Para que não haja problemas de “fuso horário” na compreensão deste artigo de opinião, Assassinato de Carácter é, na mais elementar definição, calúnia; difamação; linchamento e/ou julgamento público e populista de alguém contra outro alguém. O Assassino de Carácter é comummente uma figura pública, da Televisão; Rádio; Jornal. É Blogger; “Líder de Opinião”; alguém com capital social ou arrastador de discípulos maioritariamente ignorantes ou leigos em muitas matérias. O assassino de Carácter amiúde não diz o que julga justo. Diz o que convém em função do ganho que advirá desse dito. O que seus seguidores nunca sabem é que ele age por encomenda. É uma espécie de mercenário. Em alguns casos, manipula seu discurso de modo a distrair mentes que tem tudo para serem brilhantes. Em outros casos distrai os incautos e, por via disso, os atrofia. O assassino de Carácter raramente discute o âmago do problema. Discute a periferia do assunto (pessoas) que é o que atiça a cobiça de seus seguidores que o vangloriam ao ponto de o colocarem no trono do conhecimento e sonharem com o dia que serão como ele. Algo que se manifesta pelo modo patológico como “debatem” assuntos (ataques pessoais e discussão ao nível periférico e vil, tipicamente da escola “tudóloga”). Para esquivar-se do contributo para a soluções dos “problemas” que ele julga levantar, como membro da Nação, justifica-se assumindo-se como somente um “problematizador”. Roça assuntos que desconhece e, como o desvio padrão de seus seguidores é ignorante, ninguém o contradiz e assume essa ausência de contradição ou silêncio daqueles que não perdem tempo em discutir asneiras e idiotices como símbolo de concordância perene. São os seus seguidores que o atribuem certificado de ESPECIALISTA EM TODOS ASSUNTOS. Por aclamação, passam a considera-lo “tudólogo”.

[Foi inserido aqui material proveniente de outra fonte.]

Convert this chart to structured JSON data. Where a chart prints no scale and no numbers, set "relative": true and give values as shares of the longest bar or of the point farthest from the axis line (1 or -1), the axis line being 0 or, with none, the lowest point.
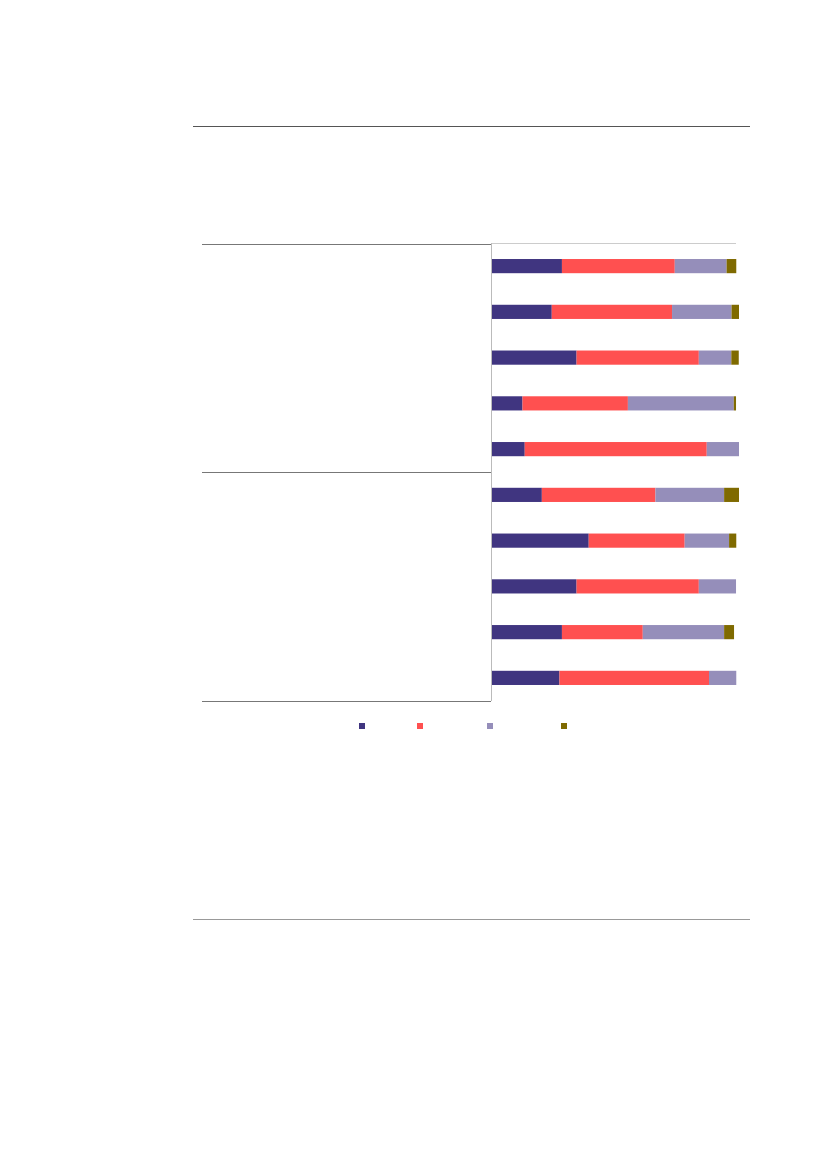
{
  "chart_data": {
    "type": "bar",
    "orientation": "horizontal",
    "stacked": true,
    "relative": true,
    "categories": [
      null,
      null,
      null,
      null,
      null,
      null,
      null,
      null,
      null,
      null
    ],
    "series": [
      {
        "color": "#403580",
        "values": [
          0.286,
          0.245,
          0.345,
          0.127,
          0.136,
          0.205,
          0.394,
          0.345,
          0.286,
          0.276
        ]
      },
      {
        "color": "#ff5050",
        "values": [
          0.455,
          0.485,
          0.493,
          0.425,
          0.734,
          0.458,
          0.387,
          0.493,
          0.326,
          0.603
        ]
      },
      {
        "color": "#958eba",
        "values": [
          0.209,
          0.24,
          0.131,
          0.427,
          0.13,
          0.277,
          0.179,
          0.15,
          0.328,
          0.11
        ]
      },
      {
        "color": "#7f6a00",
        "values": [
          0.039,
          0.03,
          0.03,
          0.009,
          0,
          0.06,
          0.029,
          0,
          0.04,
          0
        ]
      }
    ]
  }
}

Em 2015, Stela da Graça Magalhães Pinto foi vitima de Assassinato de Carácter, quando foi nomeada Governadora de Gaza, função que exerce até hoje. Sua vida privada foi trazida à ribalta sem no entanto haver nexo de casualidade. Quem o fez tinha intenção de desacredita-la. Foi uma clara exibição de ódio visceral. Uma atitude vil, sórdida e desprezível. Em Abril do corrente ano, após ter sido nomeada directora provincial de Terra e Meio Ambiente, em Gaza, Júlia Nwito foi vitima de Assassinato de Carácter. À semelhança de Stela, Júlia viu sua vida privada invadida. No mesmo ano, quando nomeada para o cargo de Ministra de Recursos Minerais e Energia, Letícia Klemens também foi a “hasta pública” para sofrer Assassinato de Carácter. Seu Curriculum Vitae tornou-se mais conhecido que ela. António Matonse foi recentemente nomeado PCA da Sociedade de NOTÍCIAS, motivo que o levou também a ser vítima de Assassinato de Carácter. A par dessa nomeação, circula nas redes sociais, e é tema na esfera pública, um EDITAL do Tribunal Administrativo datado de Fevereiro, referindo-se a ele.

Anunciar publicamente que correm Éditos citando alguém, é diferente de anunciar que a pessoa está sendo acusada de um crime e irá responder em juízo por isso. Não há razões para acrescentar elementos ao Edital a menos que a intenção seja de forçar implantação de um problema. A lógica seria a de provar com a partilha de um acórdão (sentenciado a seu desfavor) ou outro elemento que justifique que este caso continua mal parado. Tendo em conta que de Fevereiro até esta parte houve muito tempo para tal e não se discutiu o assunto, incontestavelmente, a intenção é de Assassinar Carácter e quem empreende esforço para assassinar carácter, paulatinamente, assassina-se a si mesmo. Todas suas artimanhas visando o Assassinato de Carácter constituem tocas e arapucas a si mesmo. Não tarda para dar um tiro não no próprio pé mas no “próprio peito”.

P.S. A ignorância mais maléfica e extremamente nociva para a humanidade não é a que acomete o pacato cidadão, é a que acomete quem enganosamente julga que sabe.